Wednesday, 29 July 2020

daughters of daughters

Second experiments with staging and photographing this piece, playing, seeing where/how it makes sense to me. Daughters of Daughters comes into my head when thinking about it, so that may be the title. Tomorrow I'm taking the dresses into the Derbyshire landscape to see how it/they sits there.  




Monday, 20 July 2020

8 dresses

First experiments in hanging this (as yet untitled) work and beginning to understand what it does. Enjoyed its weight and the tension between each dress form. Plan to play further by taking this piece into the Derbyshire landscape. It's an unwieldy, slippery thing!






Monday, 6 July 2020

red and white organza dresses

All eight dress forms are finished in my current project to make a sculptural piece in organza. Each hand stitched and cut from a 1970's pattern. I'm unsure how I'll join them and intrigued to discover the process that will reveal itself as I make... More stitching, more ironing needed to complete this piece...   


Tuesday, 16 June 2020

red organza dress

I'm making a work thats been in my head for a while. I'm 6 dresses in (there will be 8), all cut from a 1970's pattern. The pattern cutting takes almost as long as the hand stitching of each dress, organza is so slippery it requires ironing and pinning into position in an attempt to stop distortion within the fabric before cutting. I decided to hand stitch the dresses, as each represents one of the seven generations of women before me, the women who birthed daughters who birthed daughters who birthed daughters and this line that stretches back to the first humans ends with me.   




Monday, 11 May 2020

knitted branches

Through trial and error I replicated these branches in hand knit, using double-point needles, increase and decrease.
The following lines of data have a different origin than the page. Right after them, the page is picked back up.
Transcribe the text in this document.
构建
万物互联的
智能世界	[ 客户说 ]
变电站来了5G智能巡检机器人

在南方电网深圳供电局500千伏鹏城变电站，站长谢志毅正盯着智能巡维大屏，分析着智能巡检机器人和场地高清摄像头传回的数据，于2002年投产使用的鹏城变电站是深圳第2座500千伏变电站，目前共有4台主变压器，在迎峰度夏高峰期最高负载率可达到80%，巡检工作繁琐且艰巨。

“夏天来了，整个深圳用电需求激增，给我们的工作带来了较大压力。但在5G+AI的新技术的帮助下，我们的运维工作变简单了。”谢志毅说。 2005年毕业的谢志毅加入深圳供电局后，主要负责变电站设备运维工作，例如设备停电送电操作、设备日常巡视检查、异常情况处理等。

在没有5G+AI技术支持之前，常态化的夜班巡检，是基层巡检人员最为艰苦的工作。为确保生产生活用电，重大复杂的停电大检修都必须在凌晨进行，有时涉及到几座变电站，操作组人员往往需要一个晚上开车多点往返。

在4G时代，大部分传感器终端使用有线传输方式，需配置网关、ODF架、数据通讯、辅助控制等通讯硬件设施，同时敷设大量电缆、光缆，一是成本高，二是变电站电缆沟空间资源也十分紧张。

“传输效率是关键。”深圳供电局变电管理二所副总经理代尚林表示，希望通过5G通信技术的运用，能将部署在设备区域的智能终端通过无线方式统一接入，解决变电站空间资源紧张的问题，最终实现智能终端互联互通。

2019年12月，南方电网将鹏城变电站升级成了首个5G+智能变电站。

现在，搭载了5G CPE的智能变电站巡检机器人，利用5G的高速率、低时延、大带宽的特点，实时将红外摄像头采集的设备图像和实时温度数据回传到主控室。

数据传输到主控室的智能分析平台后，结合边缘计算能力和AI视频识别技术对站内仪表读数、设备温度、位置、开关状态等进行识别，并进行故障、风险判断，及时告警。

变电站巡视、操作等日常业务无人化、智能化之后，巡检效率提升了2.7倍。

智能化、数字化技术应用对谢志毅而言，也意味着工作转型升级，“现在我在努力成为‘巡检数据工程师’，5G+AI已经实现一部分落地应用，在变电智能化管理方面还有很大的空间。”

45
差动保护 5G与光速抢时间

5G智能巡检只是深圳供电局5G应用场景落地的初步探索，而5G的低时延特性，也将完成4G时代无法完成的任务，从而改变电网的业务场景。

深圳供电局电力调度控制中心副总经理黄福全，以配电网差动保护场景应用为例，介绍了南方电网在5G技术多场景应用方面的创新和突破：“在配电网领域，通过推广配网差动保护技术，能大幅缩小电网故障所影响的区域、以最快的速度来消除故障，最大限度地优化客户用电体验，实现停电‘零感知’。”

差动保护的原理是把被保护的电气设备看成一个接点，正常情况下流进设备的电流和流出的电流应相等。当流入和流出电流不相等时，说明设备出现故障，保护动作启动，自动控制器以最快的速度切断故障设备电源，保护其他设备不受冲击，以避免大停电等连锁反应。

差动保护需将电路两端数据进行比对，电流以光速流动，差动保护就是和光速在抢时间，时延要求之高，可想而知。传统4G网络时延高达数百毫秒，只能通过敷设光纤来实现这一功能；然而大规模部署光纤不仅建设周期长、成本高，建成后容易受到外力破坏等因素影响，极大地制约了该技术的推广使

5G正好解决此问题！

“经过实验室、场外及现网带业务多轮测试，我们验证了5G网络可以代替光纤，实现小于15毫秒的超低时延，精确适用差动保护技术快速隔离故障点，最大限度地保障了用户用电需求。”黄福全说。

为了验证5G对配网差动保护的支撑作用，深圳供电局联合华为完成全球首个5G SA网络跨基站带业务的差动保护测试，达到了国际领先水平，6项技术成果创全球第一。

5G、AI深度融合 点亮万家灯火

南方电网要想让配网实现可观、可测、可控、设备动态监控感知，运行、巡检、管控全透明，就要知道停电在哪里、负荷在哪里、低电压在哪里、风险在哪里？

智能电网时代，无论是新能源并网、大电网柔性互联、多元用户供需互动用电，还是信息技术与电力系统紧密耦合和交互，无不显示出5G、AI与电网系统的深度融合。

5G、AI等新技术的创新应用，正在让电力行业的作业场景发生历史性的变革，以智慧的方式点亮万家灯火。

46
Knowing how to make a sock was a great advantage.

Working out how to do it through doing it. Carefully replicating each branches twists and undulations, unwinding and re-knitting one branch dissatisfied by the accuracy of my first efforts. Yarn passing twice though my fingers in slow, puzzling learning.

And, now these exist, soft, foldable, reminding me of snakeskin. What shedding happened as I made? What growth?

See previous post for images of the yarn pre-knit, it had been wrapped round trees in Epping Forest and left for 15 years.    




Thursday, 26 March 2020

tree/time dyed yarn

Two years ago I visited Epping Forest, near my childhood home and unwound acrylic yarn I'd wrapped around tree trunks 15 years before. See 15 years for reflections on that day.

Last week I went to my studio at Haarlem Artspace and collected plants, basic art materials and two projects I've been intending to work on - the yarn came home with me.

I'm finding it difficult to relate to my pre COVID-19 'to-do' lists and I'm resisting the upsurge of 'doing' all over social media BUT, think I can get my head and hands around making knitted branches using the tree/time dyed yarn.

Lets see what happens.

Images show the yarn, branches gathered in Matlock and an old set of double-point knitting needles.